Unfortunately the day I visited this loco was in the engine shed as it was not on roster duty so the pictures are dark, I hope to return later and get some better pictures. During BR days most of the locos were painted black and ex Southern region trains were renumbered to five digits beginning with a '3', where did the Bluebell railway get the plate number from I wonder?



                            The engine was undergoing routine maintenance, hence the rags.




    I was struck by the size of the tender, either this engine gobbled large quantities of coal or it could    run for many miles on a full tender.





    The engine has been restored to close to it's original livery which seems to have been green and        red or green and brown during S.E.C.R. days. (The S.E.C.R. lasted from 1899 - 1923 when it              became a part  of the Southern Railway).






























'Oh my Daddy my Daddy!'
Edith Nesbit's 'The Railway Children' book (1906) was made into a film in 2000 on location at the Bluebell Railway and this locomotive appears in some of the scenes although it was not 'The Green Dragon'.



Edith Nesbit 1858 to 1924                        Image result for edith nesbit images

Edith Nesbit lost her father when she was three and a constant theme of the film is the children trying to remember the father who was suddenly taken from them. After the loss of their father they 'have to play at being poor for a while'. They move to a different part of the country and make friends with an eccentric railway porter. If you are not British you might find it hard to understand the middle class sentiments of this family early in the twentieth century, but it is a very moving story and well worth watching (it can currently be found onYouTube). Nesbit's first husband was a serial philanderer and she was forced to bring up a number of children who were not her own, but she did find love later in life, and married the retired skipper of the Woolwich ferry who was devoted to her. They moved to St Mary's Bay, (if Nesbit had lived another three years she would have witnessed the opening of the Romney, Hythe and Dymchurch miniature railway which still runs through the village).






Locomotive 31263

This is another Wainwright engine that began its working life on the South East and Chatham Railway, this 'H' class was built in 1905 and seems to produce the same amount of boiler pressure as the C class but with a smaller boiler. In British rail days these trains were considered ideal for the Hawkhurst Branch as they were well suited to shunting duties (I think that their wheel base was smaller) and pulling light loads.
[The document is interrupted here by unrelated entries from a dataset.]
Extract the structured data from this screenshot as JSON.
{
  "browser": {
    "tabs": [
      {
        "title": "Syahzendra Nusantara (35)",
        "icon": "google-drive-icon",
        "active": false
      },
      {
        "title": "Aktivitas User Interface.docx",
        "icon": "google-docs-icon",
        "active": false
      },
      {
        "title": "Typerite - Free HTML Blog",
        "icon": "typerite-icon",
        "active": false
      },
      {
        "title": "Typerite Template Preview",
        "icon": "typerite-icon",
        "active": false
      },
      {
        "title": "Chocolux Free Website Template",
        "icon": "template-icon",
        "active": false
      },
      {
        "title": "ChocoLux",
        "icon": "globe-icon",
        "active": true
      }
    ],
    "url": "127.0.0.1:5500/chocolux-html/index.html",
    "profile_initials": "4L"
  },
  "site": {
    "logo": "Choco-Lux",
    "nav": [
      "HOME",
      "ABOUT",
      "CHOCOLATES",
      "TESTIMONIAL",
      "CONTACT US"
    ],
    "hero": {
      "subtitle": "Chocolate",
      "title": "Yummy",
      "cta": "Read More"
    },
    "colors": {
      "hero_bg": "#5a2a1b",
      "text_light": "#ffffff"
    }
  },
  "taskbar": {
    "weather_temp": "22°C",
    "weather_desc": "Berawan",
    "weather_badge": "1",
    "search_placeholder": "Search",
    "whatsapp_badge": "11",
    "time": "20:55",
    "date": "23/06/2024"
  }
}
Image result for locomotive 31263

                                        31263 at Goudhurst Station circa 1960 heading down the line.


http://www.railuk.info/members/steam/getsteam.php?row_id=5181

More details on link above.


                   (31263) 263 building up steam outside the engine shed at Sheffield Park Station


Sixty-six of these locomotives were built at the turn of the twentieth century, sixty four were still in service in 1948 but nearly all were scrapped during the 1960's. This is the only survivor of it's class.



                                      Seen here shunting carriages prior to a trip up the line.






I felt a quite emotional as this loco came towards me, it felt a bit like a living creature. To think that this once steamed through Horsmonden cutting just beyond our back garden which I only ever knew as a quiet lonely place.




                 Again the livery today is similar to it's original South East and Chatham railway colours.





Reversing onto the platform ready to take a load of passengers towards East Grinstead.

The tender is tiny compared to 31592.